Quando Rose lançou-se pela Rua do Acre deserta e sombria, ele a chamou. Disse que havia atropelado um cachorro, pediu que ela o ajudasse a acomodar o animal no carro, que ele iria socorrê-lo. Ela se aproximou, curvou-se para tentar enxergar o cão ferido e ele então fincou, com violência e sincronia, os dois punhais nos rins da mulher.

Não houve grito, mas um grunhido abafado e terrível ascendeu do asfalto, o corpo de Rose petrificou-se. Ele a lançou no banco de trás da caminhonete e engrenou o carro pelo percurso que levava até a Pavuna.

Havia muito sangue, mas ele cobrira os bancos com lençóis e toalhas. No meio do caminho, numa rua deserta e escura do subúrbio, enrolou o corpo nos panos e o descarregou no meio-fio. Os olhos de Rose tinham a expressão do vácuo, o abutre estava morto. Ninguém mais conhecia o seu segredo. Tudo era silêncio...

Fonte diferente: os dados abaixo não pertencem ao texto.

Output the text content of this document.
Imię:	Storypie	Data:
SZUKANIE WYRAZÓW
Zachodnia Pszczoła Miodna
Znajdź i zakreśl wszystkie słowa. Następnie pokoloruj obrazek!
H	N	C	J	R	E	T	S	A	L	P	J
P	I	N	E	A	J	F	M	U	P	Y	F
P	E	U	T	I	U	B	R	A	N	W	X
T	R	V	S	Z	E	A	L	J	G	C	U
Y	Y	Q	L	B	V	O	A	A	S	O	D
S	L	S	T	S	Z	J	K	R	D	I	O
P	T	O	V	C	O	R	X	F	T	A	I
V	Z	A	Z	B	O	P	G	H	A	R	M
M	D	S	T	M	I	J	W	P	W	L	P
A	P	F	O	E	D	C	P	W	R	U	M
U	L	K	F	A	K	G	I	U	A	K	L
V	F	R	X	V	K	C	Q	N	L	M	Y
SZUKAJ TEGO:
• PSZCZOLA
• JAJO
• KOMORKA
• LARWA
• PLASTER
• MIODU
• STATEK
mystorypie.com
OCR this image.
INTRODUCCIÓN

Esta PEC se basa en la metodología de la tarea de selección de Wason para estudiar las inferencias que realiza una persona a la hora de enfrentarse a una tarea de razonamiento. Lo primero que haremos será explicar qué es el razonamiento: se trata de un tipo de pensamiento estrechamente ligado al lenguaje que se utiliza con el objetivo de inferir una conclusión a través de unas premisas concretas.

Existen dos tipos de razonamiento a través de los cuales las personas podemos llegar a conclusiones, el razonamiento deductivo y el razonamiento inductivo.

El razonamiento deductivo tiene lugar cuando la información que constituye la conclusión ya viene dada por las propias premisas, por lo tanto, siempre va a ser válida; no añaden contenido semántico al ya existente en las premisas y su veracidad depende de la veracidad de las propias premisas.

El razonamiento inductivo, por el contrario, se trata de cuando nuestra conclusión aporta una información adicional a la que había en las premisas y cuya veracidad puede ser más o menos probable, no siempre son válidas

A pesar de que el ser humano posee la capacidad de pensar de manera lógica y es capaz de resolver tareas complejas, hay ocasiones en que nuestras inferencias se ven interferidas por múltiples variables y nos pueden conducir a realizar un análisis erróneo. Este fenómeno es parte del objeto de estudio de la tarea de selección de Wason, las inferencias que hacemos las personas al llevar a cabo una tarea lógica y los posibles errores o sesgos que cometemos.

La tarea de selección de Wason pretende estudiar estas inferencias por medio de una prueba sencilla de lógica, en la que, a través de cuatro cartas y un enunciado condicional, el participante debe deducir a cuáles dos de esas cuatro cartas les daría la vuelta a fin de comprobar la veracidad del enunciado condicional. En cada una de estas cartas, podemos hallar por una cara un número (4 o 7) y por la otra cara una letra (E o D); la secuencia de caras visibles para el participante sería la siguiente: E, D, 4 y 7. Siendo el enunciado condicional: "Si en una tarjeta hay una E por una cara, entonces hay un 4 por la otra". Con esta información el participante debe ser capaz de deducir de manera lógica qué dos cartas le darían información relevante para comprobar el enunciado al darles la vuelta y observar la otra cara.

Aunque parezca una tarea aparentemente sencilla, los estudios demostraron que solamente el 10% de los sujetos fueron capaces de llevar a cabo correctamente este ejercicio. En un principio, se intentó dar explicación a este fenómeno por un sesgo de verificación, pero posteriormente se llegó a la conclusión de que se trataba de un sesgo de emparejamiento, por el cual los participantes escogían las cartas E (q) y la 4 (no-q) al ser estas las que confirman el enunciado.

Suas pernas vacilavam... Desde o dia do assassinato passou a vagar pelo Centro, sabia que alguém passara a segui-lo. As batidas do seu coração oprimiam seus ouvidos, o cérebro queria explodir, não conseguia mais correr, alcançara seu limite. A multidão o envolvia num círculo fechado, seus perseguidores eram muitos, ele ainda tentou um último pique desesperado, mas tropeçou e se viu arremessado, como num salto, aguardando o impacto vertiginoso com o chão áspero. Ele se debateu e bradou a sua culpa enquanto despencava.

Acordou!...

Estava amarrado por correias a uma estreita cama de ferro, o ambiente era de penumbra, cortinas de plástico o contornavam, escutou passos em aproximação. Uma mulher vestida de branco surgiu diante dele, lia-se um nome bordado no jaleco que trajava: Sanatório Estadual.

Ela tocou seu rosto e olhou dentro dos seus olhos. Ele estremeceu e chorou, antes de adormecer novamente ao pico ácido de uma seringa.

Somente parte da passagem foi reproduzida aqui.